I have an interest in Romantic poetry but my knowledge and understanding of the `rules' of poetic composition date back to high school, so I was looking for a book pitched at undergraduate level to help me make sense of things. The fact that this book is published by Routledge was reassuring as they are one of the best known publishers for university undergraduate coursebooks.
This book is very easy to read and doesn't assume a great deal of knowledge of literature or poetry; in fact, it even uses popular music to illustrate a point - for example, it quotes the Nick Cave song `Into My Arms' to explain the concept of an author's `personal voice'. Jeffrey Wainwright starts the journey from the very beginning, with nursery rhymes and takes you through the entire spectrum of what we understand as `verse'.

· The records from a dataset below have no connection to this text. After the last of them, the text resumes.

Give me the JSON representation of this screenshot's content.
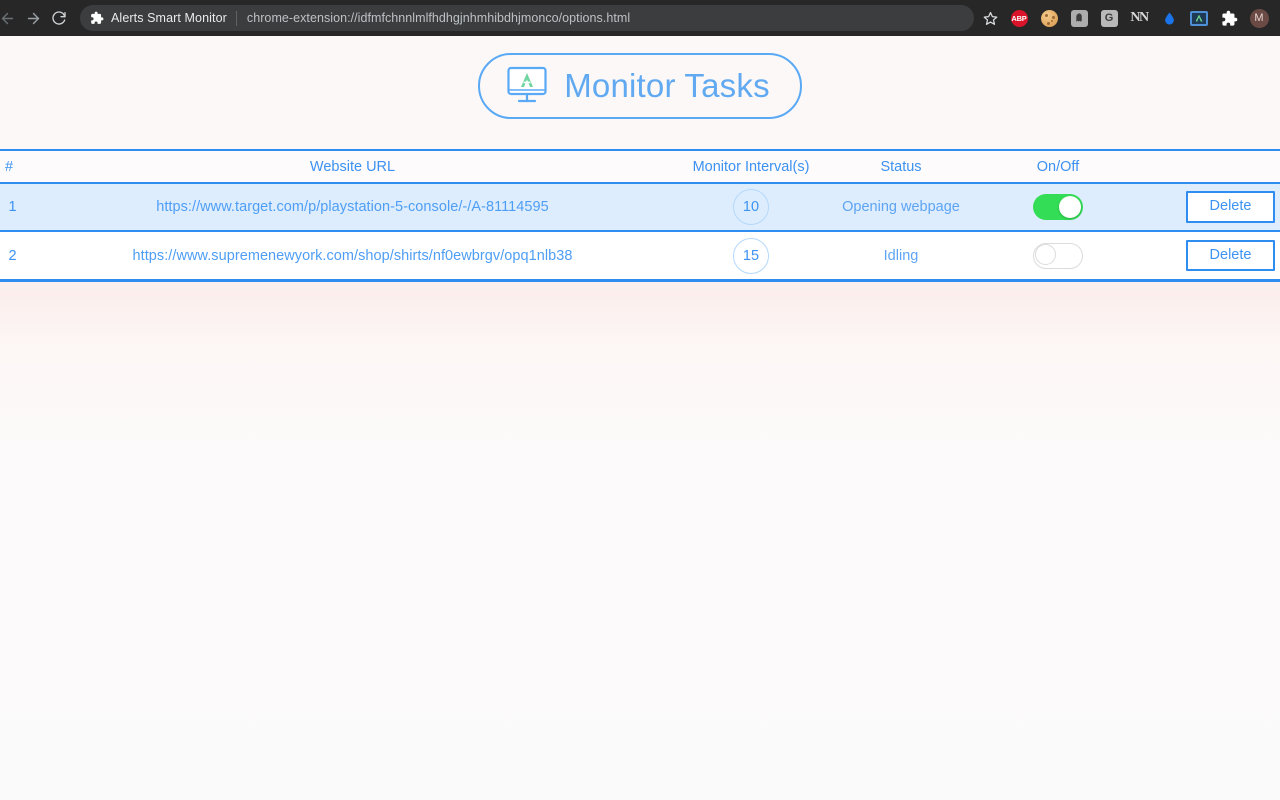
{
  "browser": {
    "nav": {
      "back_label": "Back",
      "forward_label": "Forward",
      "reload_label": "Reload"
    },
    "tab_title": "Alerts Smart Monitor",
    "url": "chrome-extension://idfmfchnnlmlfhdhgjnhmhibdhjmonco/options.html",
    "bookmark_label": "Bookmark this tab",
    "extension_icon": "puzzle-piece-icon",
    "toolbar_icons": [
      {
        "name": "adblock-plus-icon",
        "label": "ABP"
      },
      {
        "name": "cookie-icon",
        "label": ""
      },
      {
        "name": "ghostery-icon",
        "label": ""
      },
      {
        "name": "grammarly-icon",
        "label": "G"
      },
      {
        "name": "nordvpn-icon",
        "label": "NN"
      },
      {
        "name": "water-drop-icon",
        "label": ""
      },
      {
        "name": "alerts-smart-monitor-icon",
        "label": ""
      },
      {
        "name": "extensions-puzzle-icon",
        "label": ""
      },
      {
        "name": "profile-avatar",
        "label": "M"
      }
    ]
  },
  "header": {
    "title": "Monitor Tasks",
    "logo_icon": "monitor-display-icon",
    "accent_color": "#5aa9f5"
  },
  "table": {
    "columns": [
      {
        "key": "index",
        "label": "#"
      },
      {
        "key": "url",
        "label": "Website URL"
      },
      {
        "key": "interval",
        "label": "Monitor Interval(s)"
      },
      {
        "key": "status",
        "label": "Status"
      },
      {
        "key": "onoff",
        "label": "On/Off"
      },
      {
        "key": "action",
        "label": ""
      }
    ],
    "rows": [
      {
        "index": "1",
        "url": "https://www.target.com/p/playstation-5-console/-/A-81114595",
        "interval": "10",
        "status": "Opening webpage",
        "enabled": true,
        "delete_label": "Delete"
      },
      {
        "index": "2",
        "url": "https://www.supremenewyork.com/shop/shirts/nf0ewbrgv/opq1nlb38",
        "interval": "15",
        "status": "Idling",
        "enabled": false,
        "delete_label": "Delete"
      }
    ]
  },
  "colors": {
    "accent_blue": "#2f8cf0",
    "link_blue": "#4e9ef5",
    "toggle_on_green": "#33dd55",
    "toggle_off_grey": "#dcdcdc",
    "row_active_bg": "#ddedfd"
  }
}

I enjoyed reading this up until I was about three quarters into it; then I was struggling to follow. The problem is that that a instead of using one or two poems to explain a particular form (let's say, the sonnet), the author gives lots of examples, snippets from poems here and there; I found that too fragmentary and confusing. I would have liked to be taken through a whole reading of, say, a Blake poem - and to have analysed it thoroughly. By the time you get to the end of the book you feel as if you're in the middle of a poetic tornado, with names of poets being constantly thrown in and with one or two lines from poems to illustrate the point.
However there is one great feature in this book and that's the glossary at the end. I will definitely refer to it again and again, when I'm unsure about the difference between an enjambement or a caesura, or between iambic and trochaic. All in all, I'd say this is a useful book which will prove a useful reference tool for students of poetry and aspiring poets alike.